ЗАПИСЬ ЧЕТЫРНАДЦАТАЯ

   Илющенко. Евгений Львович, что лить будем?
   Мишкин. Кому? С непроходимостью? Значит, соду, калий, гемодез, глюкозу. Хорошо бы плазмы, белка — его подпитать надо.
   Илющенко. А Нина не привезет нечего оттуда, от себя?
   Мишкин. Обещала несколько банок аминазола с интралипидом.

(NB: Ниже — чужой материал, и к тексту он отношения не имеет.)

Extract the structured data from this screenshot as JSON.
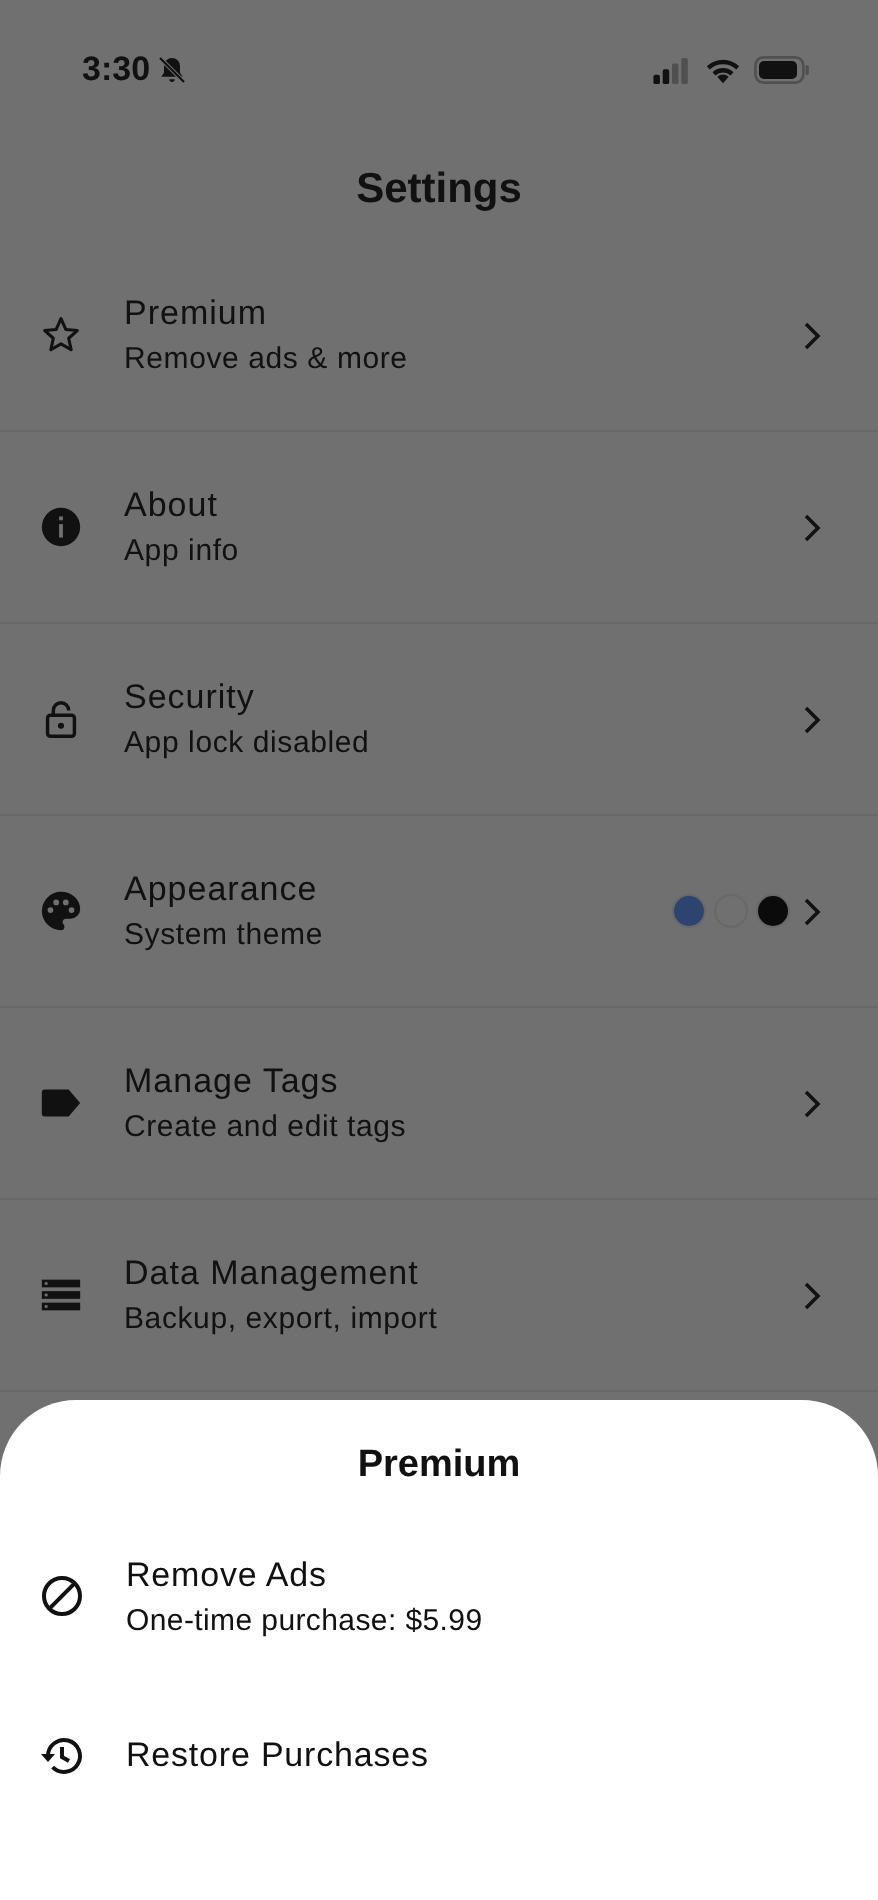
{
  "status_bar": {
    "time": "3:30"
  },
  "title": "Settings",
  "items": [
    {
      "title": "Premium",
      "subtitle": "Remove ads & more"
    },
    {
      "title": "About",
      "subtitle": "App info"
    },
    {
      "title": "Security",
      "subtitle": "App lock disabled"
    },
    {
      "title": "Appearance",
      "subtitle": "System theme",
      "swatches": [
        {
          "color": "#2e4470"
        },
        {
          "color": "#6f706f"
        },
        {
          "color": "#0b0b0b"
        }
      ]
    },
    {
      "title": "Manage Tags",
      "subtitle": "Create and edit tags"
    },
    {
      "title": "Data Management",
      "subtitle": "Backup, export, import"
    }
  ],
  "sheet": {
    "title": "Premium",
    "options": [
      {
        "title": "Remove Ads",
        "subtitle": "One-time purchase: $5.99"
      },
      {
        "title": "Restore Purchases"
      }
    ]
  }
}
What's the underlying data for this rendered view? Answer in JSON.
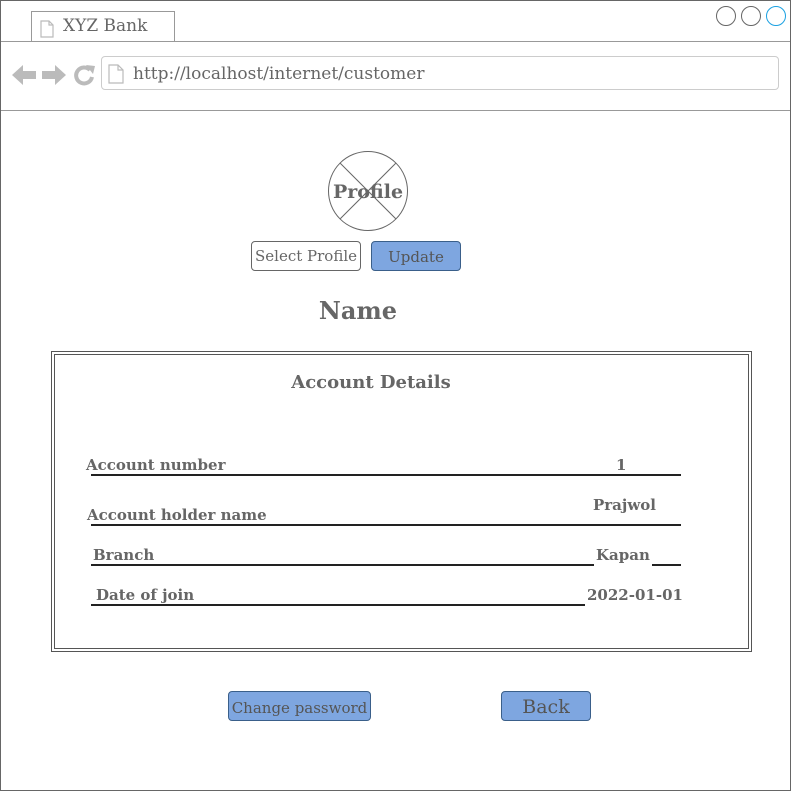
{
  "browser": {
    "tab_title": "XYZ Bank",
    "url": "http://localhost/internet/customer"
  },
  "profile": {
    "avatar_label": "Profile",
    "select_button": "Select Profile",
    "update_button": "Update"
  },
  "name_heading": "Name",
  "account_details": {
    "title": "Account Details",
    "fields": [
      {
        "label": "Account number",
        "value": "1"
      },
      {
        "label": "Account holder name",
        "value": "Prajwol"
      },
      {
        "label": "Branch",
        "value": "Kapan"
      },
      {
        "label": "Date of join",
        "value": "2022-01-01"
      }
    ]
  },
  "actions": {
    "change_password": "Change password",
    "back": "Back"
  },
  "colors": {
    "button_blue": "#7ea6e0",
    "text_gray": "#666666",
    "active_window_button": "#1ba1e2"
  }
}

   Илющенко. Хорошо бы. А когда приедет?
   Мишкин. Да вот жду сейчас.
   Илющенко. Вы ей сами звонили?
   Мишкин. Нет. Ей что-то нужно…
   Илющенко. Тогда это надежней…
   Мишкин. Сказала, приедет. Я ей рассказал — обещала. А вот и она.
   (Мишкин отошел от окна и сел в кресло. Вошла Нина.)
   Нина. Здравствуйте. Удалось достать несколько банок. Мало, конечно. Но это такой дефицит. Апробация-то их у нас закончилась. Сами знаете.
   Илющенко. Господи, спасибо и за это. Нам так нужно — тяжелый больной очень. С интоксикацией справляется, но слаб очень. Пойти поставить, Евгений Львович?
   Мишкин. Подожди. Пусть прокапает сначала все против интоксикации, потом питать начнем.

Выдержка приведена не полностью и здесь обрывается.